Sure, the blockchain doesn't care, but in a maximally free situation, the NFT people would 'win' in the sense that it may only be worth paying high transaction fees (due to high demand for these JPEGs) to send around either expensive NFTs or large Bitcoin transactions. It may not be worth it / profitable anymore to use Bitcoin as an everyday currency.
If there is demand for expensive NFT transactions, shouldn't the users have the freedom to make them?
Sure, as I said, if we assume a maximally free market, that would / should be the outcome.
I just personally don't think that this is right. I believe the availability of a reliable, decentralized, worldwide payment network and digital currency is much more important to civilization than NFTs.
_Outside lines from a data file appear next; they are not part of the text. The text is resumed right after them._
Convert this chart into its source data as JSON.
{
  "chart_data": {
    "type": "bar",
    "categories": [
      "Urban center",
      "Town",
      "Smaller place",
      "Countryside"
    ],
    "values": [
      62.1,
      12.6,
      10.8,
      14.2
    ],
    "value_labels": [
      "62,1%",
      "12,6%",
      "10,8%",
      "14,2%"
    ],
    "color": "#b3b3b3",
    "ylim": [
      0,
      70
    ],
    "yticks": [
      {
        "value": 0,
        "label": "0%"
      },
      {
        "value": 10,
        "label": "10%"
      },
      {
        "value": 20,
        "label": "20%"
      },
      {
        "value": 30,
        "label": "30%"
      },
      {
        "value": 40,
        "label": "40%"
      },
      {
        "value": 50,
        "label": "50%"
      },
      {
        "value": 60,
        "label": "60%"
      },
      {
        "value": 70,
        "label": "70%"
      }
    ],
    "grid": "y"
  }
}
While I don't hate the idea of NFTs, the problem is that they're just glorified contracts that nobody can / does enforce. If someone plagiarizes some digital art you own, no matter whether your proof of ownership is 'traditional' (buyer receipt or proof you made it yourself) or whether that proof is an NFT on some blockchain, you will still need to denounce / report the user who technically stole it and still need authority of some kind to take down the copy.
Imagine movie studios minted an NFT of their movies and then hoped that would stop piracy. Of course it wouldn't. That makes NFTs mostly pointless; there's little to no benefit to traditional contracts.
So, allowing Bitcoin as a payment network to be taken over for the sake of something that's basically pointless, because there is nobody to enforce it, is very silly in my opinion.